By Neev Pratap
10th grade | Lawrence E. Elkins High School | Texas
Finalist, Climate and Environment category

With lines from “Wasting Away: Rampant Pollution Caused Manatees to Starve. Florida Waters Are Getting Worse” by Zachary T. Sampson, Shreya Vuttaluru, and Bethany Barnes, a Pulitzer Center reporting project

they were never loud.
just
there—
grace without noise,
soft weight moving through green.

but green doesn’t mean grass anymore.
not here.
not after the runoff,
the spill,
the bloom
that kept blooming
until nothing else did.

“the animals were starving to death,
one after another.”
but no alarms,
no red lights.
just
bodies
floating up
like questions
we never meant to answer.

we stood on docks,
held out bags of lettuce—
called it rescue.
called it care.
called it anything
but what it was:
an apology
delivered too late.

“we’d say to ourselves,
we’re going to keep this one alive.”
and sometimes we did.
sometimes
we caught them before the drift,
kept them tethered
to this side of breath—
but never for long.

because they don’t fight.
they don’t flee.
they wait.
for seagrass that doesn’t come,
for quiet that doesn’t kill.

i still mow my lawn.
still watch rain slide down the curb
into the place
they used to live.

some ghosts wail.
some just drift.


Neev Pratap is a high school junior from Sugar Land, Texas, who explores the intersection of environmental science, ethics, and storytelling.
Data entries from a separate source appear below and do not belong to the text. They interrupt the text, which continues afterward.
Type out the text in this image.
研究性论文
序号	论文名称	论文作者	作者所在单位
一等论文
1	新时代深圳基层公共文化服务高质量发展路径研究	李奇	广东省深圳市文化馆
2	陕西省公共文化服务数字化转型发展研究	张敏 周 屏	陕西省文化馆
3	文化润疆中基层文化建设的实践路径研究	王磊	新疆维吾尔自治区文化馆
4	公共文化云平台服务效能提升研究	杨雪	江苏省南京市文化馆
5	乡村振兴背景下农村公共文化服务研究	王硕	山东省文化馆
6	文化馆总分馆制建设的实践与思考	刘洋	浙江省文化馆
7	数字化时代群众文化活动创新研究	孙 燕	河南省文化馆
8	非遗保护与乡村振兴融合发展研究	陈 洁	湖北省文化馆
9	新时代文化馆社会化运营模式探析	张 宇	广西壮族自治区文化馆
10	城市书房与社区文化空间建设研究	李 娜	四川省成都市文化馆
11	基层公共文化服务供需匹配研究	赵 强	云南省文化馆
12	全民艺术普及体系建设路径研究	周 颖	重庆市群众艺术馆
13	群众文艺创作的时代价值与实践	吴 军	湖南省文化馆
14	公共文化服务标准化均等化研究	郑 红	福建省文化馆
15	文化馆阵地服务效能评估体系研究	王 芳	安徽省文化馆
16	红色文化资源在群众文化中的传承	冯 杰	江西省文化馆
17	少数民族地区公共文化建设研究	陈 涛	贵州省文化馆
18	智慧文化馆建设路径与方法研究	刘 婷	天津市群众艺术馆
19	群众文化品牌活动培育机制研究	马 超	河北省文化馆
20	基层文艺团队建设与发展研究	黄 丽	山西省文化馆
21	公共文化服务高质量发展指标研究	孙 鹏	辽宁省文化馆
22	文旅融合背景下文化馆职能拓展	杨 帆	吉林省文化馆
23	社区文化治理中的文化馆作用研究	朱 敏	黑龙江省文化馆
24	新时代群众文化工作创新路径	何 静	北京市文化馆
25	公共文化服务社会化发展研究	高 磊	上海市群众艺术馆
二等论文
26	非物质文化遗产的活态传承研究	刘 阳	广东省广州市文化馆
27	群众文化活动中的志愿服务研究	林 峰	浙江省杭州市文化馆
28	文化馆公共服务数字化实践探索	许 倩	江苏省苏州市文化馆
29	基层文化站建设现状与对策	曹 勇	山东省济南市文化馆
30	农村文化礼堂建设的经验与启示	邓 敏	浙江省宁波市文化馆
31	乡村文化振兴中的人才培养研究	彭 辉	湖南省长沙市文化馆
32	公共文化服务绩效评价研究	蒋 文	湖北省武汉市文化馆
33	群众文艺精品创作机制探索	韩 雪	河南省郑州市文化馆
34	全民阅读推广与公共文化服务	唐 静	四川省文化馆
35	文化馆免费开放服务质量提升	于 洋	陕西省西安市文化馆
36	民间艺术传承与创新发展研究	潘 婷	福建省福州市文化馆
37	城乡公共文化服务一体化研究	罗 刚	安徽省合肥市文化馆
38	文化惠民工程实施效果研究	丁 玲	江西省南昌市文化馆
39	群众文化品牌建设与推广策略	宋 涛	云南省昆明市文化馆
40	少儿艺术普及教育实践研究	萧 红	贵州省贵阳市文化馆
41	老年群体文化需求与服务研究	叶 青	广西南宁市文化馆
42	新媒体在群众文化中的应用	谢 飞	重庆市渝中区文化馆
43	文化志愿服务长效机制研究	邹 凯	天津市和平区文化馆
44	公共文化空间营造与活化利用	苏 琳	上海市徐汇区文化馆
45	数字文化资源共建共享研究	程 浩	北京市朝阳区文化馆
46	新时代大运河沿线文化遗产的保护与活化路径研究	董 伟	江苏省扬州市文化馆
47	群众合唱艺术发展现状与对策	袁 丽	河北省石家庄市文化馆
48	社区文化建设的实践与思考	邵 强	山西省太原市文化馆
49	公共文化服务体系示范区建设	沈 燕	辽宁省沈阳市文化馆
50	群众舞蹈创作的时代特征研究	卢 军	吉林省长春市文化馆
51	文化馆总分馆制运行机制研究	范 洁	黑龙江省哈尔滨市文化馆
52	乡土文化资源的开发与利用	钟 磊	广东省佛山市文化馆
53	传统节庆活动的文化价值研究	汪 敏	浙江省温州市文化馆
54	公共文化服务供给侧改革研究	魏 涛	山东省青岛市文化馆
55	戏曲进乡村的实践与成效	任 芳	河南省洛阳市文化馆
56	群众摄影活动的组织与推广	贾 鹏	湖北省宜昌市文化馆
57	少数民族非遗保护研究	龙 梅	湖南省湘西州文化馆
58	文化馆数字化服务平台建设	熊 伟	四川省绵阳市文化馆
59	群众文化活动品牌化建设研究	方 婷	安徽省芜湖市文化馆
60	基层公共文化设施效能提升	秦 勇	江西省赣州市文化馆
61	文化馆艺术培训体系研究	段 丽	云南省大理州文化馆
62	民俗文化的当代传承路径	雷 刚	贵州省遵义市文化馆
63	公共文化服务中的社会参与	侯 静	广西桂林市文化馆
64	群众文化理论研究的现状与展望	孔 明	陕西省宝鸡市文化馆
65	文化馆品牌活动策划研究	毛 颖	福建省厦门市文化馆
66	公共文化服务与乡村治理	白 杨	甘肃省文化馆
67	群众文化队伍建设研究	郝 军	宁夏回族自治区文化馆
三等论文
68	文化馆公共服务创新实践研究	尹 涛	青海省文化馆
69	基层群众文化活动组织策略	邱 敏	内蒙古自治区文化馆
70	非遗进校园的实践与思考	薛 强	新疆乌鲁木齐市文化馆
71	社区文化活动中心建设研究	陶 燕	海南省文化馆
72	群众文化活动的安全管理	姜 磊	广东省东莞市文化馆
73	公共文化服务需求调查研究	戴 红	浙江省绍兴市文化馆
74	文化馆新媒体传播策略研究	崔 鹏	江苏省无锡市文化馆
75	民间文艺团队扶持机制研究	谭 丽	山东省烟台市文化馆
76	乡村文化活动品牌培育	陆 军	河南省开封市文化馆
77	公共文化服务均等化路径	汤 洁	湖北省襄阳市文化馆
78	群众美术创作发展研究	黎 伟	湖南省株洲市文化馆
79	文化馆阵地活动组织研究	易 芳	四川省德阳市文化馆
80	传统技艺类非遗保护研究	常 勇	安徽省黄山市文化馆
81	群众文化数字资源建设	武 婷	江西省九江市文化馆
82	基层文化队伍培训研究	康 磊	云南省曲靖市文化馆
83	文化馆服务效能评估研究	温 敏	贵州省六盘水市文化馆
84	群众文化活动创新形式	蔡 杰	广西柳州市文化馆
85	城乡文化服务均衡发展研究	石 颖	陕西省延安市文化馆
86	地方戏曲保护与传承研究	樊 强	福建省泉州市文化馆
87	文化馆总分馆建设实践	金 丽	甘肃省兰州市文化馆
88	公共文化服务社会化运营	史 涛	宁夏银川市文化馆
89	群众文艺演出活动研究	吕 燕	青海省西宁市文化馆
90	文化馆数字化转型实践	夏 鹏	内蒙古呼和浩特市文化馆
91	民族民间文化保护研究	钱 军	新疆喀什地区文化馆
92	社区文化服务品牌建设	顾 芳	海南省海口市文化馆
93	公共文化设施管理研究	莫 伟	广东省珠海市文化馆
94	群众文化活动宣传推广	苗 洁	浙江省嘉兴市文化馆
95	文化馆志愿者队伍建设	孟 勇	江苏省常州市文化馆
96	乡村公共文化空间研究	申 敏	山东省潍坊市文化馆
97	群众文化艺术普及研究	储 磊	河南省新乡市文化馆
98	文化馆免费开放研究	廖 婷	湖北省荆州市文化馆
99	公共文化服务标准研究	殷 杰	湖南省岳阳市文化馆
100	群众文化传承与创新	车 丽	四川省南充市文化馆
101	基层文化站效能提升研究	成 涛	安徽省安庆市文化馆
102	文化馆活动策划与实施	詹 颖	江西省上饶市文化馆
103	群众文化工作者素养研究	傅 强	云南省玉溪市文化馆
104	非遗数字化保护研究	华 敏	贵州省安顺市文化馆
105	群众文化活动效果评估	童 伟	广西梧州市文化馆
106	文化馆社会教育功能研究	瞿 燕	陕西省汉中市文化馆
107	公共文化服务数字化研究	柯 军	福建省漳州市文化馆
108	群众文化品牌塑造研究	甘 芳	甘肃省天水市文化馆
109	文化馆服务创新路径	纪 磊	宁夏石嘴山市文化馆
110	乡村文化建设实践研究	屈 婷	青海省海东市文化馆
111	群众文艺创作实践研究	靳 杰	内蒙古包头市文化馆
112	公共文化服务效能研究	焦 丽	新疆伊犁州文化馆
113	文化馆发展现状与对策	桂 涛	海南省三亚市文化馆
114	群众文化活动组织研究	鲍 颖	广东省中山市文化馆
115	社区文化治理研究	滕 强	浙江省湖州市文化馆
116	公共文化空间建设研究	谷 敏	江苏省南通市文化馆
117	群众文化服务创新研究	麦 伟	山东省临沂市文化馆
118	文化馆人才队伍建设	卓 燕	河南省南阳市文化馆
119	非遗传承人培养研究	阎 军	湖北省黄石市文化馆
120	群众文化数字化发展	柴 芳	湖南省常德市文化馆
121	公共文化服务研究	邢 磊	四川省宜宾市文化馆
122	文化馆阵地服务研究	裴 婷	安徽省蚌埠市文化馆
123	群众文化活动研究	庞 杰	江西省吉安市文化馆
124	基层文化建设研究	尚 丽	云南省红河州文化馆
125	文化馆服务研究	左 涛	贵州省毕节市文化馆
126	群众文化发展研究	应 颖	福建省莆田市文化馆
Through poetry, research, and advocacy, he examines how quiet injustices, especially those that affect the natural world, can be given a voice. He is passionate about sustainability, environmental policy, and learning how to build a more conscious relationship with the planet. In his free time, he plays tennis, experiments with baking, reads philosophy, and plays Brawl Stars.